Looking for a way to save money and invest while paying less in taxes for 2019? Well, if you’re not maximizing your 401k contributions for the year, you can.
The most you can contribute to a 401k (or 403b) for 2019 is $19k. These contributions are taken from your paychecks, and usually come with some sort of matching contribution by your employer. The great thing about this savings is that it’s pre-tax. So, instead of making $100, paying $20 in tax, and investing $80, you get to just invest the $100. But that’s not the only advantage…
When it comes time to file your taxes in April of 2020, that $100 won’t count as income. For a married couple, this is potentially $38,000 less in income for the year. Let’s say that combined you make $150k. That means your marginal (highest) tax bracket is 22%. Reducing your taxable income to $112k reduces your taxes by $8360. For full disclosure, you will eventually have to pay those taxes when you take the money out of your IRA, but you’ll be old and wealthy at that point anyway. Not to mention, you won’t be working (probably) so your tax bracket is likely to be lower. Even if it’s not, that $8360 was working FOR YOU instead of for the tax man, so it compounds again and again over a span of decades. It’s powerful stuff.

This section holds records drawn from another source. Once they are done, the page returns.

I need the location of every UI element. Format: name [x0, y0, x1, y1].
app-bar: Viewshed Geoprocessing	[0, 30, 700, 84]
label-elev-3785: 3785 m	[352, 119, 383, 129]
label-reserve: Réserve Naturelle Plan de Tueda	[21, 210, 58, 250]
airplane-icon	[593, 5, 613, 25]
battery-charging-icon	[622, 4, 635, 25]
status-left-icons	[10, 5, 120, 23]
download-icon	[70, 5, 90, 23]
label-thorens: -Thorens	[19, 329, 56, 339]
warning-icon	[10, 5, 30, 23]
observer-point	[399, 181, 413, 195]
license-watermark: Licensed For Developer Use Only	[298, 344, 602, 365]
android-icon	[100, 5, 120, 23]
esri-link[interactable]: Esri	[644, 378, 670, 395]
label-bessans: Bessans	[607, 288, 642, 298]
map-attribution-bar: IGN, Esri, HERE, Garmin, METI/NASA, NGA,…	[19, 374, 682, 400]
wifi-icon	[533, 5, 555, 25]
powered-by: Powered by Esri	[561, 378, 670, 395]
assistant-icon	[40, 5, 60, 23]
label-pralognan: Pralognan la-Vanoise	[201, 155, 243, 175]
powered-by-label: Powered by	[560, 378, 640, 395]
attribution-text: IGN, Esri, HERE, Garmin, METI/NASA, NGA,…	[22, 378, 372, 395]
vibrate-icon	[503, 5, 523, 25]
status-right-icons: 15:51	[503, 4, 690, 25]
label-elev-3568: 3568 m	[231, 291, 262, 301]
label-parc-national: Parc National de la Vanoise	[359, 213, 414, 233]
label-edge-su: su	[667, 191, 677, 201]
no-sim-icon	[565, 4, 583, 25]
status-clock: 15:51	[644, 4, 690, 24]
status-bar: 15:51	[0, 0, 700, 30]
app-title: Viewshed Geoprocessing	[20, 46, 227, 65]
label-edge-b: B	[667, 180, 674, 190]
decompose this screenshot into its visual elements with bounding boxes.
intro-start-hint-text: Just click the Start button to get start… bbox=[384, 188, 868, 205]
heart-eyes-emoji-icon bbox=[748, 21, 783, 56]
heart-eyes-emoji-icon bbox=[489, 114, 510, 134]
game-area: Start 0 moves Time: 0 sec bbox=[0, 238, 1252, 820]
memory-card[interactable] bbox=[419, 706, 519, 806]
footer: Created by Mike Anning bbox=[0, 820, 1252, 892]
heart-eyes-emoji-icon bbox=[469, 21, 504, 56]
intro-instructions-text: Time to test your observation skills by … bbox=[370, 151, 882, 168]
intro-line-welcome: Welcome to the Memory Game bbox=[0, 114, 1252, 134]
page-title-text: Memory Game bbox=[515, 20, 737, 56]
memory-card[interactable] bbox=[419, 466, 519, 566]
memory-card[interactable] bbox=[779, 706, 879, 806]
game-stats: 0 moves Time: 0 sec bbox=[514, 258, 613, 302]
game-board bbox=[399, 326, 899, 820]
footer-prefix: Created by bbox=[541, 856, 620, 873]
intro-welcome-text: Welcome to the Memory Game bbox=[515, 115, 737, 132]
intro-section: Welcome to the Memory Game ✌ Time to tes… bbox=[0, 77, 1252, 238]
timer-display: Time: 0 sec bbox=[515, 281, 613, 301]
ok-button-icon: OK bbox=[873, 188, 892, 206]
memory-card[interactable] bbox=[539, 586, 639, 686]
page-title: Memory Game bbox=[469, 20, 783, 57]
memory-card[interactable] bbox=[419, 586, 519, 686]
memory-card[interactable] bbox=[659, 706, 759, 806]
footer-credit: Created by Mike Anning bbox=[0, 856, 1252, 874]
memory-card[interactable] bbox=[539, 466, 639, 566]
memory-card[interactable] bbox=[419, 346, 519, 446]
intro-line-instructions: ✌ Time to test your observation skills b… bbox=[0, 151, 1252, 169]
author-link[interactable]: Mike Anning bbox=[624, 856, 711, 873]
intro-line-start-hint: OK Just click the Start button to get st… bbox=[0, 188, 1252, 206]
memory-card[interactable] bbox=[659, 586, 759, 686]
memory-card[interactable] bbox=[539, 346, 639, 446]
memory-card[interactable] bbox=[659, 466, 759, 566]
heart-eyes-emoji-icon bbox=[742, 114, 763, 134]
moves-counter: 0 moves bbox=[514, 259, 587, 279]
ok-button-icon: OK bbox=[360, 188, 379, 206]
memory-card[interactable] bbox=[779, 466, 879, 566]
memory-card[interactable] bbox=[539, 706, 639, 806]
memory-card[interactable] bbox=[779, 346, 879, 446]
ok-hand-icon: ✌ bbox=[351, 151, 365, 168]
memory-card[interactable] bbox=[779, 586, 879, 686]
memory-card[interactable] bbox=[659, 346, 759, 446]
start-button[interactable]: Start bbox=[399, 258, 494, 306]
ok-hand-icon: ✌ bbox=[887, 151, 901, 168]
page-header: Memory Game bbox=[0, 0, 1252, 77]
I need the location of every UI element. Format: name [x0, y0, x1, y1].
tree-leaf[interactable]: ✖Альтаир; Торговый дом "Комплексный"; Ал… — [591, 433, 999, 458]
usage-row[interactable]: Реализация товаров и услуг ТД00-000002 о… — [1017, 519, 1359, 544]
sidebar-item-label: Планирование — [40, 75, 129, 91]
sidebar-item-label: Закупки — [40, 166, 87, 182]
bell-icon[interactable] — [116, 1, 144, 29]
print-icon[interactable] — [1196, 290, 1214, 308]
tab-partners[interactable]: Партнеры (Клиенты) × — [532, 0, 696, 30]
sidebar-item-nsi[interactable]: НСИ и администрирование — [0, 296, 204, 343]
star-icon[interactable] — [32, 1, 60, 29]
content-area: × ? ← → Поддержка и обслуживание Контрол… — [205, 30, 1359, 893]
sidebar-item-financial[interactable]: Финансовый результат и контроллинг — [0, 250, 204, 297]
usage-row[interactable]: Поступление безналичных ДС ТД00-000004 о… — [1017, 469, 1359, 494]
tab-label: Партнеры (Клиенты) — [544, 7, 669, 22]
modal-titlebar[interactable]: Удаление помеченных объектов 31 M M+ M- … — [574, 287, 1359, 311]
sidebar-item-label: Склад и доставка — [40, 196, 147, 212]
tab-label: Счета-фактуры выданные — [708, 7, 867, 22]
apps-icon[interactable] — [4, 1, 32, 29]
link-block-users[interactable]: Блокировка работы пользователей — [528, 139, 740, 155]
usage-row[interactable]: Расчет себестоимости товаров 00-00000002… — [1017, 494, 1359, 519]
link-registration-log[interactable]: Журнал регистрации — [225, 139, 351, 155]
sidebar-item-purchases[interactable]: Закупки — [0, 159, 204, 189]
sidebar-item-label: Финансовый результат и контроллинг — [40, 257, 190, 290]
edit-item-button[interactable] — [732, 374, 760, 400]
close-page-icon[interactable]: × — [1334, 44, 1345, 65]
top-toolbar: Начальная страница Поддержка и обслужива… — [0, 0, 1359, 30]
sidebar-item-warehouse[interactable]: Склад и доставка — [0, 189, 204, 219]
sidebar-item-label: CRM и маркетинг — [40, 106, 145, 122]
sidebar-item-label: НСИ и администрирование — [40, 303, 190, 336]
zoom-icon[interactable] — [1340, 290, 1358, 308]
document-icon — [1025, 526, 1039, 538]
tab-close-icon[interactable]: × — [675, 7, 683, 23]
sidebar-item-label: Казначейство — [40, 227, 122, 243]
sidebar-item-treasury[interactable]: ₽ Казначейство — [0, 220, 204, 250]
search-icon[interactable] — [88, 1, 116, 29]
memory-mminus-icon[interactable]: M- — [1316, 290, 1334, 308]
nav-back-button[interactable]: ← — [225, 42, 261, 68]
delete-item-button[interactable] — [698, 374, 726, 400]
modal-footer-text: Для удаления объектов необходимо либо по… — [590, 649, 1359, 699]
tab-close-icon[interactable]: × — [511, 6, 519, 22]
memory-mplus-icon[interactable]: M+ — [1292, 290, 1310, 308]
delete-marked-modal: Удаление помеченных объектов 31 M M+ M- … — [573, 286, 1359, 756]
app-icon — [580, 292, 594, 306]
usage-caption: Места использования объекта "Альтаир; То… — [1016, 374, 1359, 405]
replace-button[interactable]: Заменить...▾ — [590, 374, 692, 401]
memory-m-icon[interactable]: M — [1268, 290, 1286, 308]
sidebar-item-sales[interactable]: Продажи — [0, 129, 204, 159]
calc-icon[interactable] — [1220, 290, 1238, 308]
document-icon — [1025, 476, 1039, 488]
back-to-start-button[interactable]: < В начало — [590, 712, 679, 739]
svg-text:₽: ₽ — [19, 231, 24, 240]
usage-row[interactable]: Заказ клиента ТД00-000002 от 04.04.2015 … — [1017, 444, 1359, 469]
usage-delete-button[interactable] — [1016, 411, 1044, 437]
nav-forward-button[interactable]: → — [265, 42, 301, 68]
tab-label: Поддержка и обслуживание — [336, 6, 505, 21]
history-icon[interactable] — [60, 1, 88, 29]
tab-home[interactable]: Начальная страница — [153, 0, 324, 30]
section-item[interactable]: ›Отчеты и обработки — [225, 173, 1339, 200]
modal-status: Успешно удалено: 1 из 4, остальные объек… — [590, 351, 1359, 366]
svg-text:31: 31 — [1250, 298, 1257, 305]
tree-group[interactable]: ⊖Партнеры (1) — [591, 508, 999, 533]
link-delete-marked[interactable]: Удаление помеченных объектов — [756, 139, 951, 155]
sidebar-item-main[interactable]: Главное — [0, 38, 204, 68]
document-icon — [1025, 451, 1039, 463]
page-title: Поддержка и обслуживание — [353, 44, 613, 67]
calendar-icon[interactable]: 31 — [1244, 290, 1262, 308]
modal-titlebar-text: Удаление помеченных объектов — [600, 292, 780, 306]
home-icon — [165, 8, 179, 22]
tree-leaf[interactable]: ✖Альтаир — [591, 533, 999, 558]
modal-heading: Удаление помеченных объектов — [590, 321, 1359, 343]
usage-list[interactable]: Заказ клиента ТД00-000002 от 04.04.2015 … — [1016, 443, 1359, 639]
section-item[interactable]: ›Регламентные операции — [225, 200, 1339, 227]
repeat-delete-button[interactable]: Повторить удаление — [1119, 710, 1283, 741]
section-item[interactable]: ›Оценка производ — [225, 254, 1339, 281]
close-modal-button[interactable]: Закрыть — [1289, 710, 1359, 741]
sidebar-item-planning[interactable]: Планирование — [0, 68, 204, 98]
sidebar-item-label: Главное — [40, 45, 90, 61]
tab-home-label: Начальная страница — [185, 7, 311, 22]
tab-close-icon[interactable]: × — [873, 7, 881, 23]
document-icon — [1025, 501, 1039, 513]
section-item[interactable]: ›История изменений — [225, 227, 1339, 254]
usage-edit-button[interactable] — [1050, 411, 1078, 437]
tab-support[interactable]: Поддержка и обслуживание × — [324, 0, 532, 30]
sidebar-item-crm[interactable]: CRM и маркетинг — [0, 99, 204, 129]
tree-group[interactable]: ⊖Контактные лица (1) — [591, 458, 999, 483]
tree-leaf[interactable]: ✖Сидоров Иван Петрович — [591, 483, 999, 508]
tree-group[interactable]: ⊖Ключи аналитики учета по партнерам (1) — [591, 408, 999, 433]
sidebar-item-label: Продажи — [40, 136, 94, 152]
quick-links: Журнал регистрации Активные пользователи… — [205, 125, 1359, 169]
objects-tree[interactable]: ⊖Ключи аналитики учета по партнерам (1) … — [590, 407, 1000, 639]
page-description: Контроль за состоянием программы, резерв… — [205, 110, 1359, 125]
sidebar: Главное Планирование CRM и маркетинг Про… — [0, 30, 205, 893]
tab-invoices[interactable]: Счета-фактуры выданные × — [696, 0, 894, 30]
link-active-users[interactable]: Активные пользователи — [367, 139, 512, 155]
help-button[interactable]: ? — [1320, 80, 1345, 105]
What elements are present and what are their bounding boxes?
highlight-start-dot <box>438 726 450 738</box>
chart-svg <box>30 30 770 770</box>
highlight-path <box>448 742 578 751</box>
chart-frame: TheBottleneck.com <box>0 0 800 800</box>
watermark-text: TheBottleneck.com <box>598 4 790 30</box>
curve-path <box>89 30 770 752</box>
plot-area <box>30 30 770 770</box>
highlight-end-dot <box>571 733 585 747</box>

Not going to max out for 2019 at your current deferral rate? Contact your company’s HR department and request to increase your deferral percentage. Each year, run a calculation to see what percentage you need to defer to max out the 401k contribution. The limit is $19k for 2019, but it could increase for 2020. The IRS will let us know shortly what that limit will be.
Maybe the biggest advantage of increasing your 401k deferral is that it creates forced savings. We naturally adapt to things in our life, and I promise you you’ll adapt to this new percentage coming out of your paycheck. Forced savings is your best friend, especially into a tax-deferred account like your 401k.